Quant au quorum exigible, il commande que soit fixé un seuil de participation en deçà duquel le scrutin n’est pas valide. En 1991, par exemple, le président Blaise Compaoré a été élu malgré le chiffre officiel de 75% d’abstention. Ces propositions du MBEJUS sont, selon Loada, “des initiatives, des idées qui font que la démocratie est vivante et tient réellement compte des opinions exprimées”.

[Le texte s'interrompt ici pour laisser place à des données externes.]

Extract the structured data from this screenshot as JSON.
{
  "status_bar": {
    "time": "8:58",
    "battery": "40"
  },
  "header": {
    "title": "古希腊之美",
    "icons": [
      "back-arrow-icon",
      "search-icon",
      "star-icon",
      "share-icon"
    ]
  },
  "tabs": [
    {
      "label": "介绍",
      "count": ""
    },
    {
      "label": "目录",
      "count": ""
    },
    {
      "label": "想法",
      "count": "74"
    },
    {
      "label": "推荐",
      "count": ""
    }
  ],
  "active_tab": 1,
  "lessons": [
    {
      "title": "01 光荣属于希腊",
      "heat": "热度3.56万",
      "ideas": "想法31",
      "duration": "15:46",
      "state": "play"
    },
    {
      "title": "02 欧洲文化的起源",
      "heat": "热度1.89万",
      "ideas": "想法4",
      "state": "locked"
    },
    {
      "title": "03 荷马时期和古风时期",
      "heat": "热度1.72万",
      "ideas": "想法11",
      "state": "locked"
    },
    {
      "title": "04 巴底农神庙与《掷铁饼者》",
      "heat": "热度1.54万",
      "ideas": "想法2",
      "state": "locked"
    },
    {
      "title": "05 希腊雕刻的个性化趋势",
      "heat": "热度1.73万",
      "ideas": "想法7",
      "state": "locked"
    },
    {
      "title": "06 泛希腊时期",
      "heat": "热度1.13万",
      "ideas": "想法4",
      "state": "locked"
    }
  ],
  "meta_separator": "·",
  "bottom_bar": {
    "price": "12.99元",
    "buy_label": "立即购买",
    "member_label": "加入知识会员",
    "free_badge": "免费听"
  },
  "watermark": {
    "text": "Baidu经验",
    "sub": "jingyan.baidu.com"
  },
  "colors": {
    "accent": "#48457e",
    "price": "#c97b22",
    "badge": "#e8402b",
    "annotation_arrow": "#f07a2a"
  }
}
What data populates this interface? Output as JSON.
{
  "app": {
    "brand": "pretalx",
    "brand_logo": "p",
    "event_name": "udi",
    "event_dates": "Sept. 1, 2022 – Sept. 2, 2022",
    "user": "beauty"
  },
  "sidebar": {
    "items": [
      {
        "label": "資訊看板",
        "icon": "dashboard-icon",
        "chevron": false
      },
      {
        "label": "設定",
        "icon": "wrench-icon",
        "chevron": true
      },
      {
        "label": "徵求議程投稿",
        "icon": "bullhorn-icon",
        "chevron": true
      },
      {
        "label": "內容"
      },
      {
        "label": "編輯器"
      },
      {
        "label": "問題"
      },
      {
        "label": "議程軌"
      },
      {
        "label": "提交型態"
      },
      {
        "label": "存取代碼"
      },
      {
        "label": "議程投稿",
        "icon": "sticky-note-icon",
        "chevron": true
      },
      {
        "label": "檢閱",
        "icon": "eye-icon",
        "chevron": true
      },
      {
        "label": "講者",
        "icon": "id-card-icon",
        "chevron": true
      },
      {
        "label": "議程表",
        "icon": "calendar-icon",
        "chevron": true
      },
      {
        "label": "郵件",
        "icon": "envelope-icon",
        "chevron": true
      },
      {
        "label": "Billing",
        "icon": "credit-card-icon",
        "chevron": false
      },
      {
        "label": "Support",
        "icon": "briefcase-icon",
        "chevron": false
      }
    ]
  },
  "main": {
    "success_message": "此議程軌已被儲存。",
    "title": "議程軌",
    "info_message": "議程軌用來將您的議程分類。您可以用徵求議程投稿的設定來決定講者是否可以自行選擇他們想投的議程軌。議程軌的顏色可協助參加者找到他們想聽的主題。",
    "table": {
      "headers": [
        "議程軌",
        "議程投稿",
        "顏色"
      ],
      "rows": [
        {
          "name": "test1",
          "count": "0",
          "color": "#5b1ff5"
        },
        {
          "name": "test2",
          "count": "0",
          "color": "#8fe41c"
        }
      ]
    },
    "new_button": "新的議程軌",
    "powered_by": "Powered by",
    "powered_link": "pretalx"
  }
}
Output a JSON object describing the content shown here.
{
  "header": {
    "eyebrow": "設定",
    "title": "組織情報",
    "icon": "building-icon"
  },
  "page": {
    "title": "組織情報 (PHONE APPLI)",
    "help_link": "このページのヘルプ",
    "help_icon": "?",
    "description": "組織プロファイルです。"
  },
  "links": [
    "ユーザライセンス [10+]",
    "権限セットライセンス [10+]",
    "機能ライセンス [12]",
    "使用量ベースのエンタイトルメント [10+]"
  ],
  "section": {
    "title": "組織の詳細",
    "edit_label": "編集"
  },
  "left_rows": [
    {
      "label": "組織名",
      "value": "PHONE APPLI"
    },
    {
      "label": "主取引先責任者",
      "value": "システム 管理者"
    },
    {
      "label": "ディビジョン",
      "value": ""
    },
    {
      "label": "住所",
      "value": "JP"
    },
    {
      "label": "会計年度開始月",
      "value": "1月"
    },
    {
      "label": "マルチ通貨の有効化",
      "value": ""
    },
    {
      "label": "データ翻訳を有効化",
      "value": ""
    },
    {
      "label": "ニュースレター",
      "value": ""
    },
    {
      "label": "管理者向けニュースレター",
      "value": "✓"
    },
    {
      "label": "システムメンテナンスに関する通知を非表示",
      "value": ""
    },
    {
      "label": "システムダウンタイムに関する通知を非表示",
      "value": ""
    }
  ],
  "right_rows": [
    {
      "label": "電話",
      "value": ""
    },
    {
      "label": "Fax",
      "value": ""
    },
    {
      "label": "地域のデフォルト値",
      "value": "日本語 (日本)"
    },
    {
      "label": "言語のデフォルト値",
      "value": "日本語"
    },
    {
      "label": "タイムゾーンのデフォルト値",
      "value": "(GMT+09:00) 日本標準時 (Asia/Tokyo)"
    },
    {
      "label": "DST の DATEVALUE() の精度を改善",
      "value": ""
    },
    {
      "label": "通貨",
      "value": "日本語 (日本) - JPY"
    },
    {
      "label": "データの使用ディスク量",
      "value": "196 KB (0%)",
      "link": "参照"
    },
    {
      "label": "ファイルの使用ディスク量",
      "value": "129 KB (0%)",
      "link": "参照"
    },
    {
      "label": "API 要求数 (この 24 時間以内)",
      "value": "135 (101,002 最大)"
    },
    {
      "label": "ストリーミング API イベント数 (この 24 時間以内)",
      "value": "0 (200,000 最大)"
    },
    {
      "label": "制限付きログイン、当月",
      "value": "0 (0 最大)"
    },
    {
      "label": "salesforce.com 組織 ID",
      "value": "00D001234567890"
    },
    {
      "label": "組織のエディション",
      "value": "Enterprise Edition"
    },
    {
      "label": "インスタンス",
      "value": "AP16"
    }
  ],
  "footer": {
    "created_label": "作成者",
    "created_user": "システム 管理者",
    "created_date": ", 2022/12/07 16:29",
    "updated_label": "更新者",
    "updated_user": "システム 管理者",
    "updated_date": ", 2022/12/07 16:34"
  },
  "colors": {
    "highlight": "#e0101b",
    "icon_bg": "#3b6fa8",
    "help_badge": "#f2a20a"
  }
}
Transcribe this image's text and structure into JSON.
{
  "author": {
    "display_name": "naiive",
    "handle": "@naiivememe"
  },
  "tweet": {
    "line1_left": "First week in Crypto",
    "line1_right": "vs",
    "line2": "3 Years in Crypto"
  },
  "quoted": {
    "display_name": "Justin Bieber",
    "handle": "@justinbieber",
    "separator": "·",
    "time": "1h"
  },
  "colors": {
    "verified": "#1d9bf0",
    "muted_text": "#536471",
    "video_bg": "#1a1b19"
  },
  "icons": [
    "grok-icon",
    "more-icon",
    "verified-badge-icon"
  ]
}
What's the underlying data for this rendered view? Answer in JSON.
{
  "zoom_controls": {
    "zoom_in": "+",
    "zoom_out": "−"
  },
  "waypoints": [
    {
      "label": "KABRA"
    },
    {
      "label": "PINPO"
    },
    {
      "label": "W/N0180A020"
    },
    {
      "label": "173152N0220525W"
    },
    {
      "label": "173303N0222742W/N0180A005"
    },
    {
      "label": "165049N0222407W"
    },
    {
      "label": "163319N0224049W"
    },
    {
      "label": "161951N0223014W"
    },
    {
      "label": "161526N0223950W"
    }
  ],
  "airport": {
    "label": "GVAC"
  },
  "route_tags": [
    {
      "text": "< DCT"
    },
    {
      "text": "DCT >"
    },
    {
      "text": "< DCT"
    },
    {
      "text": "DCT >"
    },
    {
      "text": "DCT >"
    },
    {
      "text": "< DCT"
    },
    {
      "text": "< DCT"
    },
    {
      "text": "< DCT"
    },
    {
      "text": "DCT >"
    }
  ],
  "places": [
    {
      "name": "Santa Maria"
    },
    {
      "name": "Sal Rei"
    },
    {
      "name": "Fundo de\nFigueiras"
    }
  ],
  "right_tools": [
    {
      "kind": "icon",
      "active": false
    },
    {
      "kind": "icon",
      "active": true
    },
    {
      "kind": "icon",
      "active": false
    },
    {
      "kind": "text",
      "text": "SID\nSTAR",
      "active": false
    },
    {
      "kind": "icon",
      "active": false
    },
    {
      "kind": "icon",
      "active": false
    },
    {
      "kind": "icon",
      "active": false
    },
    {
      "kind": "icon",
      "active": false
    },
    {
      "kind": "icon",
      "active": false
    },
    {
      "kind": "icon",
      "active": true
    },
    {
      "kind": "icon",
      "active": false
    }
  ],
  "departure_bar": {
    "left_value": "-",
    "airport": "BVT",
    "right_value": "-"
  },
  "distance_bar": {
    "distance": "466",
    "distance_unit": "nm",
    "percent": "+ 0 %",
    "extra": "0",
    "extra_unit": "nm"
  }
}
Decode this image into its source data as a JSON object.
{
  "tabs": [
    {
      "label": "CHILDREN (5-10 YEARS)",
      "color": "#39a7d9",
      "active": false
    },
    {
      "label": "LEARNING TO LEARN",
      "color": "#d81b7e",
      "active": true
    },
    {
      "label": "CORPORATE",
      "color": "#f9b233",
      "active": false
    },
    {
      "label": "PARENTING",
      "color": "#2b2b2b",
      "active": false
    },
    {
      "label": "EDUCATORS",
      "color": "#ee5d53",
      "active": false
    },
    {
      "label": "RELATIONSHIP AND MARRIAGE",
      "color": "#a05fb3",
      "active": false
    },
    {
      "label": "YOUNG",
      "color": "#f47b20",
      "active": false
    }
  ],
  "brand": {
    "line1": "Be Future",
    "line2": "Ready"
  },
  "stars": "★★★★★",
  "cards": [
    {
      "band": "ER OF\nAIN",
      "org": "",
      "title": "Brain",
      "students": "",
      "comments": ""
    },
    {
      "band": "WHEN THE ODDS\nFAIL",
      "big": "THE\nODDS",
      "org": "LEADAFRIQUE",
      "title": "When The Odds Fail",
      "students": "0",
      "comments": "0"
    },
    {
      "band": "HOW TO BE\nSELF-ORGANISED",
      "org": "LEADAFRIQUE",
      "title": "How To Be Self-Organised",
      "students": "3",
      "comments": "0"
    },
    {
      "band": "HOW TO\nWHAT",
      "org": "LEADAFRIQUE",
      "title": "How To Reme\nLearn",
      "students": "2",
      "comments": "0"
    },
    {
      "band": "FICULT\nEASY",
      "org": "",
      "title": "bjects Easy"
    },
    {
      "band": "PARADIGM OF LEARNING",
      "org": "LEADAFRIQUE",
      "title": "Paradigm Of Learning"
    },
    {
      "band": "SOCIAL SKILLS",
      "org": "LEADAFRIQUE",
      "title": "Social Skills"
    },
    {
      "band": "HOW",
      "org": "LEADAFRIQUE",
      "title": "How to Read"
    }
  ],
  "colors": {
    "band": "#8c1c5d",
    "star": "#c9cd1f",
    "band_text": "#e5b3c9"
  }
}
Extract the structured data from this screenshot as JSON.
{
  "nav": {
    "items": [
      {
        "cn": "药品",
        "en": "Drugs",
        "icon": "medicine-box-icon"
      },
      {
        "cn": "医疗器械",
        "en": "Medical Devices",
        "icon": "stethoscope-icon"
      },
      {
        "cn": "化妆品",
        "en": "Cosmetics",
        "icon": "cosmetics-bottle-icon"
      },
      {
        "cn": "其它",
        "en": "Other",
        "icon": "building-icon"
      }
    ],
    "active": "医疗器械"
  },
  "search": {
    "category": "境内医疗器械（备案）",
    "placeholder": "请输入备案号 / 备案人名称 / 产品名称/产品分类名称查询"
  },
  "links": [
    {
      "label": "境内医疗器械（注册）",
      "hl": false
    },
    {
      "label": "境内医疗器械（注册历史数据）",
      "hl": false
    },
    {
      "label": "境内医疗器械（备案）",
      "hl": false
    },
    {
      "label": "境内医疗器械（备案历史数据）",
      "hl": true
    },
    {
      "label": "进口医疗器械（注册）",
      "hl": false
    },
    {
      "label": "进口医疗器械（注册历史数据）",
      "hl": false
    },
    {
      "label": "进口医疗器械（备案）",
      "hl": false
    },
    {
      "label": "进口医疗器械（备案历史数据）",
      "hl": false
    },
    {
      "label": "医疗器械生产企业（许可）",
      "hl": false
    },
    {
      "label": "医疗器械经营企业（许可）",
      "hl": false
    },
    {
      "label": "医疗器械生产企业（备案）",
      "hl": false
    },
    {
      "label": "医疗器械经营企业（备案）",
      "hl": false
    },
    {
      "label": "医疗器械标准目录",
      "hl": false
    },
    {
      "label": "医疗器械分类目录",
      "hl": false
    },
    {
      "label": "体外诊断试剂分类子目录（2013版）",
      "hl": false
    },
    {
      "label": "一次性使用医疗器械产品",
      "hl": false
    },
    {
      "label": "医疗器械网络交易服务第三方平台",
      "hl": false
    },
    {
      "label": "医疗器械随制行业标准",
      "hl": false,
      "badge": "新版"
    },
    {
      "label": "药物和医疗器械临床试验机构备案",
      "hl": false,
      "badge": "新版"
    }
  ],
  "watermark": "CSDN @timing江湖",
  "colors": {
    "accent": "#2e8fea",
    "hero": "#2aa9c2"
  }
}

Alexandre Ouédraogo, le président du MBEJUS, a proposé la reprise du scrutin à Bobo, Koudougou, Ouaga et Ouahigouya, car “dire qu’il y a eu fraude, c’est un éphémisme. En réalité, on a assisté à un brigandage électoral”. Il est surtout écœuré par le cas de Ouahigouya : “Si l’ADF/RDA a les techniques de fraude, le CDP a non seulement les techniques mais surtout les moyens de la fraude. C’est le plus nanti qui a donc gagné”. Il avance que l’administration même a été complice des fraudes comme ce préfet qui, parlant d’un parti dans le Yatenga, a dit : “Ce parti s’y est pris tard. Sinon on n’allait pas souffrir tant pour faire des actes de naissance jusqu’à tard”. Et Alexandre de se demander “pourquoi est-ce que nos autorités recommandent à des pays de faire des cartes d’électeurs avec photos et sur la base d’une seule pièce d’état civil alors que chez nous, on a une infinité de pièces pour se faire enregistrer. C’est dire qu’elles tirent avantage de ce flou”.
Quant à la faible participation des jeunes au scrutin, le MBEJUS estime que “la jeunesse est découragée de la politique et des hommes politiques. Et les jeunes qui se lancent à fond dans la politique sont souvent plus dangereux que leurs aînés”.
Comment est-ce que dans ces conditions, les observateurs internationaux ont déclaré que tout s’est bien passé ? “C’est parce que l’observation est devenue aujourd’hui un gagne-pain pour beaucoup. Au MBEJUS, on n’a pas été financé pour faire notre travail”.